Registrants are rarely able to provide sufficient explanation and often are required to
amend their filings to conclude that DC&P were ineffective. Similarly, the SEC staff
has also asked registrants to provide explanations when management concludes that DC&P
are ineffective, but ICFR is effective. Although there is substantial overlap between
DC&P and ICFR, management’s conclusion on the effectiveness of DC&P may differ
from its conclusion on the effectiveness of ICFR in rare circumstances.17 In addition, when a registrant is required to file amended periodic reports
containing restated financial statements, the SEC staff generally asks the registrant to
reconsider its conclusions about the effectiveness of its DC&P.

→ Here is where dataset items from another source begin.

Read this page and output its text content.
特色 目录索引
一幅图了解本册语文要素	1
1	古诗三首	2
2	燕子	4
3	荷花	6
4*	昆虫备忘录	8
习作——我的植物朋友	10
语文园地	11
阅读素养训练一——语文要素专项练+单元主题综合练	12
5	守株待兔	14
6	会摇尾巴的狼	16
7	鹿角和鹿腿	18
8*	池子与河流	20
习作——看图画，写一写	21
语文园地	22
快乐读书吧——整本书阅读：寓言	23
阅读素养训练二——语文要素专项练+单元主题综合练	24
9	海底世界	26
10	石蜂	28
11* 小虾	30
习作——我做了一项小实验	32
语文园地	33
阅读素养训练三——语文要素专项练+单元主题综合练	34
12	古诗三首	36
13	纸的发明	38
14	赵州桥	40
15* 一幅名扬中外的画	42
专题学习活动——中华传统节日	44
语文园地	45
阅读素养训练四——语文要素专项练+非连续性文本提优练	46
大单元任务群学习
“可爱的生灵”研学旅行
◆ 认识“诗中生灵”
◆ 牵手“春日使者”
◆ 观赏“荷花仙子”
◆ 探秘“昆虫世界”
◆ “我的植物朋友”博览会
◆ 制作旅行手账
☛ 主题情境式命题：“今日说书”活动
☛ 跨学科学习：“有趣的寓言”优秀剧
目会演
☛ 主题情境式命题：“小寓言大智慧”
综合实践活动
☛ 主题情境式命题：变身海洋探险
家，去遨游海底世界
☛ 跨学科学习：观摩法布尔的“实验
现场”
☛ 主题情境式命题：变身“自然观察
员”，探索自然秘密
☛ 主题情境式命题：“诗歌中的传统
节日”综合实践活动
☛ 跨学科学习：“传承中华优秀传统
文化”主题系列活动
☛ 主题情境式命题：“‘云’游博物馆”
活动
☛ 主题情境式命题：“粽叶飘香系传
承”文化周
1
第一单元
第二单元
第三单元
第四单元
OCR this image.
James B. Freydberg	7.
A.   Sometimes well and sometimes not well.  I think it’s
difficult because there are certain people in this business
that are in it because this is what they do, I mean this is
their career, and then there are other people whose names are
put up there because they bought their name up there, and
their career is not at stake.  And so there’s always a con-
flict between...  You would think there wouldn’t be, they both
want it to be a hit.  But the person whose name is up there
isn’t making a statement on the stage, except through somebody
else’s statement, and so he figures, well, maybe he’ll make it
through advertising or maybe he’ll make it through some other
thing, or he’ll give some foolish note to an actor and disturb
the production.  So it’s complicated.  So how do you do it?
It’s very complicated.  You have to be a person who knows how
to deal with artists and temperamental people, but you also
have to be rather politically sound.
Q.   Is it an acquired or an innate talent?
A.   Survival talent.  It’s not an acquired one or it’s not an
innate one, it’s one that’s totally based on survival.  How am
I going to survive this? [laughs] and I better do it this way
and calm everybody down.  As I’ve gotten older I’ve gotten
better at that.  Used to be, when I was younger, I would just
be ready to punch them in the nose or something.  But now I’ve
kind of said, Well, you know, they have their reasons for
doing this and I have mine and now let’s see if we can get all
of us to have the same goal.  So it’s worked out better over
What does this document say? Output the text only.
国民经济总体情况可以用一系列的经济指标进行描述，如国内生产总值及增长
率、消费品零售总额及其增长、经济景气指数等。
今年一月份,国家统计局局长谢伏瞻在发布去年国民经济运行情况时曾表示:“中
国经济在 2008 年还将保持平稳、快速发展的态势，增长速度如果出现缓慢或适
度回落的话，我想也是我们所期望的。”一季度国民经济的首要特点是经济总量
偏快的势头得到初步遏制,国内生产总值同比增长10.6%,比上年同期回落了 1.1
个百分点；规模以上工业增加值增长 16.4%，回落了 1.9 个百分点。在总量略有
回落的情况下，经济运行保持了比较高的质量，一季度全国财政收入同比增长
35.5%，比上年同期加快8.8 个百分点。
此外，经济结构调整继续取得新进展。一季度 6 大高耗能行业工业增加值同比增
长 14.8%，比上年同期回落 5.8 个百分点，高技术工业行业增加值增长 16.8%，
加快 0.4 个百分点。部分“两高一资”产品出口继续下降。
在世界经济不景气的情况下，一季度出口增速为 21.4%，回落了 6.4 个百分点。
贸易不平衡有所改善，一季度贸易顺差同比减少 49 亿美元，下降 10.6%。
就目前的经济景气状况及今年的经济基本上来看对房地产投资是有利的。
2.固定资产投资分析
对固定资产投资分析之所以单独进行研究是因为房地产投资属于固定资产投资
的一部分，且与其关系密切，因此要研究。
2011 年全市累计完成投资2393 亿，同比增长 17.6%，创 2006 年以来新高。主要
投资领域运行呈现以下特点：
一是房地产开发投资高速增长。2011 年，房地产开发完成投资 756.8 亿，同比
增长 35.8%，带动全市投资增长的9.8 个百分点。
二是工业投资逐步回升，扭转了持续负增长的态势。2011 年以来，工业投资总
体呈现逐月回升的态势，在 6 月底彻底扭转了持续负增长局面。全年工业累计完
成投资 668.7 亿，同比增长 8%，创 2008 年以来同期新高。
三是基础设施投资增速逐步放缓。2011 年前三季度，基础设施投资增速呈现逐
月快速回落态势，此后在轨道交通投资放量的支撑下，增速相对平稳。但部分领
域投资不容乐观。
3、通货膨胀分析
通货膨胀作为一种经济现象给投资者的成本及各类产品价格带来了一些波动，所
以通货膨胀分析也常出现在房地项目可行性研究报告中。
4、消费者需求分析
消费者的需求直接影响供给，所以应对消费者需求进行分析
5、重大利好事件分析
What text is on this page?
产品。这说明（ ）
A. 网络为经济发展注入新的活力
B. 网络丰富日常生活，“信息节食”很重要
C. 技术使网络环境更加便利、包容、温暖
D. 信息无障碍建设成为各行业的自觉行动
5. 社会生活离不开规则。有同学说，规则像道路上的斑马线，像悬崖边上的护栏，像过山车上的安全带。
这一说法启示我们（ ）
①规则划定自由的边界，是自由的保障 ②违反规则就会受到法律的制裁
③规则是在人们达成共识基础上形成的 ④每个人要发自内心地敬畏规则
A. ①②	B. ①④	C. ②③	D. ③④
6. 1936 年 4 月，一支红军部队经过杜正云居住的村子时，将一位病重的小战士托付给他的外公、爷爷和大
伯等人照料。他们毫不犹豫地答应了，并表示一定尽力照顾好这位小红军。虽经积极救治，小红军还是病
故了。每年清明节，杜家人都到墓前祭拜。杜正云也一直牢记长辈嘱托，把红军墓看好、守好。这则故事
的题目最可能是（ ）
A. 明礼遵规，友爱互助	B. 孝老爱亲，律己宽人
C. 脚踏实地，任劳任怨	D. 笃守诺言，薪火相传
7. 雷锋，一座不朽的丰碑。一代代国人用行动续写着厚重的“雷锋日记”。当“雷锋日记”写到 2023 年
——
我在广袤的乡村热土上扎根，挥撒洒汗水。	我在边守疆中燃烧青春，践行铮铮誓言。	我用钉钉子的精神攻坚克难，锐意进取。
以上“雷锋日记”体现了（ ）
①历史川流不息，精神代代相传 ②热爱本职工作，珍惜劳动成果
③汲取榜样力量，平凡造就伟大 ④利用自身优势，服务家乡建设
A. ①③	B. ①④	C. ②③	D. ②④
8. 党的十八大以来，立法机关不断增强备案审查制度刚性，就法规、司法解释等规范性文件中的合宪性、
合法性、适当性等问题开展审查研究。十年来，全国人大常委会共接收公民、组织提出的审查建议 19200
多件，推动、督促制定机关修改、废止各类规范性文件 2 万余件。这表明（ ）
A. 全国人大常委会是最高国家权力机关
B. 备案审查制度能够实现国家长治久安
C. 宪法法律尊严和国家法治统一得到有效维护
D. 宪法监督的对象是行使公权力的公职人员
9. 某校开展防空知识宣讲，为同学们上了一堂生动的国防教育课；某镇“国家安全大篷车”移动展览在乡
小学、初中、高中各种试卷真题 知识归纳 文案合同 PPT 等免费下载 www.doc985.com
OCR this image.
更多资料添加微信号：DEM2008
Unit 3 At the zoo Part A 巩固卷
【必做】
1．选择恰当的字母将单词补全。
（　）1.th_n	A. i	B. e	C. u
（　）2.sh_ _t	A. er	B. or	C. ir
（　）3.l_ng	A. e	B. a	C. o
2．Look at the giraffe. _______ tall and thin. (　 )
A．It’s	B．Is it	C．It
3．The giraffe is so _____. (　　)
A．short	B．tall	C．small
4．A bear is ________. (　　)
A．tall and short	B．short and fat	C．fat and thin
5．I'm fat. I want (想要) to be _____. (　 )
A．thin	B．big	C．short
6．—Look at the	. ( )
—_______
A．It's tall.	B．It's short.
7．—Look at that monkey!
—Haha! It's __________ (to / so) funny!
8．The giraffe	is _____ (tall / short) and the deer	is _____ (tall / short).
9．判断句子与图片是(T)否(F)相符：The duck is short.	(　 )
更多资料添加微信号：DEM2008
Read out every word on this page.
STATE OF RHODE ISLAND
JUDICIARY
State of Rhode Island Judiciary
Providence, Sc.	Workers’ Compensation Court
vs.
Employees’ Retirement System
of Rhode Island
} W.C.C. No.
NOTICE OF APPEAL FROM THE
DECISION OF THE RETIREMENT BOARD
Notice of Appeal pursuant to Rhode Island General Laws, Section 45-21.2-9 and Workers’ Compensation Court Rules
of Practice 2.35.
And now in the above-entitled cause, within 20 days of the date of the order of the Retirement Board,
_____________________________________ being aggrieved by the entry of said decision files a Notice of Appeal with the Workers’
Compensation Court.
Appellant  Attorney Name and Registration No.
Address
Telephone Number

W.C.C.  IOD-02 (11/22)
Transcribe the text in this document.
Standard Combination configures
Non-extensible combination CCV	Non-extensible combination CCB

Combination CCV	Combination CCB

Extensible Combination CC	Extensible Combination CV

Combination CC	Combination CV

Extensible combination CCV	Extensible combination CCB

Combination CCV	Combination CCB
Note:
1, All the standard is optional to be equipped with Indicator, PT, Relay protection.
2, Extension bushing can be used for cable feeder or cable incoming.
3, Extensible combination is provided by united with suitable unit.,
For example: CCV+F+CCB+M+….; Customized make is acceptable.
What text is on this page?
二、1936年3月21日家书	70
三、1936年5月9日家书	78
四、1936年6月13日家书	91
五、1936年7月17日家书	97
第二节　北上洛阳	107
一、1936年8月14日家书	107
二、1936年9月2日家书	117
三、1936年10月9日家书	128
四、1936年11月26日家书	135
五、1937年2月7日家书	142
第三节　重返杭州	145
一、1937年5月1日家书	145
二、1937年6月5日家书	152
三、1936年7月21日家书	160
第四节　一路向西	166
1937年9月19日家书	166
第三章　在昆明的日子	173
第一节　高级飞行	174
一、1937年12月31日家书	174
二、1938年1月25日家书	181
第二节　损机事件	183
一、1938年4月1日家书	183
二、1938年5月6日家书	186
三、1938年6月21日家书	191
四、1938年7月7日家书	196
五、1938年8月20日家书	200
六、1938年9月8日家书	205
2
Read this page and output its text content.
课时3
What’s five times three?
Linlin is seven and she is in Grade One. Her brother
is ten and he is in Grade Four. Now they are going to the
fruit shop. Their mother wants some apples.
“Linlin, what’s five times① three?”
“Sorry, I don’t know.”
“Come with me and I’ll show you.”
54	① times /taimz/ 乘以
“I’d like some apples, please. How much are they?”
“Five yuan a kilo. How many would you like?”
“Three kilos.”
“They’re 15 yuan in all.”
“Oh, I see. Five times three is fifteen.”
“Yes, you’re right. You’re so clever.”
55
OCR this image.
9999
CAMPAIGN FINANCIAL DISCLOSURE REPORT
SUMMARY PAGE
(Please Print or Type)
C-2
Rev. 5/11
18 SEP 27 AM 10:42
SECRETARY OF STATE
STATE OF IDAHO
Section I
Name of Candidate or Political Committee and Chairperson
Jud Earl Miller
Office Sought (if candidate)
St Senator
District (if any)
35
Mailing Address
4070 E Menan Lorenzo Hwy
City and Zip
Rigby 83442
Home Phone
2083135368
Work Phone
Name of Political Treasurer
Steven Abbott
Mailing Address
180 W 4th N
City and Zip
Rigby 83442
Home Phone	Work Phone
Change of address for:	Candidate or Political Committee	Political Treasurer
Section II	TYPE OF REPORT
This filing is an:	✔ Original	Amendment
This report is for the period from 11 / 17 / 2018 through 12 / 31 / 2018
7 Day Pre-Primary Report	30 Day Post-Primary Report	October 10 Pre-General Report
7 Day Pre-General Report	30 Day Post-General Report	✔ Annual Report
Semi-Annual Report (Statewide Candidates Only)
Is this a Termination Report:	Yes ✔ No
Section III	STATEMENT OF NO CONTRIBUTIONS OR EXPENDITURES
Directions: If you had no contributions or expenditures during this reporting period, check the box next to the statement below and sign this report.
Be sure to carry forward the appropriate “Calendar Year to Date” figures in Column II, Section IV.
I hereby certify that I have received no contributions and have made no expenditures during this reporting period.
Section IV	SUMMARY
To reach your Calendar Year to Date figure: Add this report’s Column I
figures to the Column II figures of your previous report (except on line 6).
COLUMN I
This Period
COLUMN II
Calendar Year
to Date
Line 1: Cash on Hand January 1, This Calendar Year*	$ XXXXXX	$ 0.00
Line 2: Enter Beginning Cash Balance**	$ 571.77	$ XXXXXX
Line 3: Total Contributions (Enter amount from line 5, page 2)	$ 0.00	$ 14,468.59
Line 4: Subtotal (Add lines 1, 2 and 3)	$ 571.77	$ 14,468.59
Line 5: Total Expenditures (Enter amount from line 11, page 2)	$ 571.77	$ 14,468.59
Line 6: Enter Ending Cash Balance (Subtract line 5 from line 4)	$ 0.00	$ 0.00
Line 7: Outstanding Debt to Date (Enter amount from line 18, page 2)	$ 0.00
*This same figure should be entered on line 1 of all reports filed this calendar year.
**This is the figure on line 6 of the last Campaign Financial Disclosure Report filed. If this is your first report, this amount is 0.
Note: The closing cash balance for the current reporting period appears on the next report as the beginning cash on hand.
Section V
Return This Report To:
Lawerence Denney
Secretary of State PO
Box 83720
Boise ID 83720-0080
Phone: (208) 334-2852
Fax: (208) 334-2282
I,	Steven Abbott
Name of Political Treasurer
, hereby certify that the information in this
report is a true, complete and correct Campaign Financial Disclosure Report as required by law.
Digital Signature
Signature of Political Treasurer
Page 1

The SEC staff has also asked about management’s conclusion that DC&P were effective when a registrant did not file periodic reports in a timely manner. A registrant should design DC&P to ensure that information disclosed in its reports filed or submitted under the Exchange Act is recorded, processed, summarized, and reported within the periods specified in the SEC’s rules. If the registrant does not report such information within these periods, the staff may request that the registrant supply additional information to support management’s conclusion.
3.5.4 A Change in the Conclusion That DC&P Were Effective if No Changes to ICFR Were Disclosed
Example of an SEC Comment
You state that your disclosure controls and procedures were effective as of [the end of the second quarter of fiscal year 2]. Given that your disclosure controls and procedures appear to have been ineffective as of [the end of fiscal year 1], please tell us what changed from [the end of fiscal year 1] to [the end of the second quarter of fiscal year 2] that allowed you to reach a different conclusion about the effectiveness of your disclosure controls and procedures as of [the end of the second quarter of fiscal year 2].
If a registrant concludes that its DC&P were effective after a period in which the DC&P had been deemed ineffective, the SEC staff may ask the registrant to explain the basis for its conclusion. The staff is especially likely to do so if the registrant has disclosed in the same period that there have been no changes to its ICFR.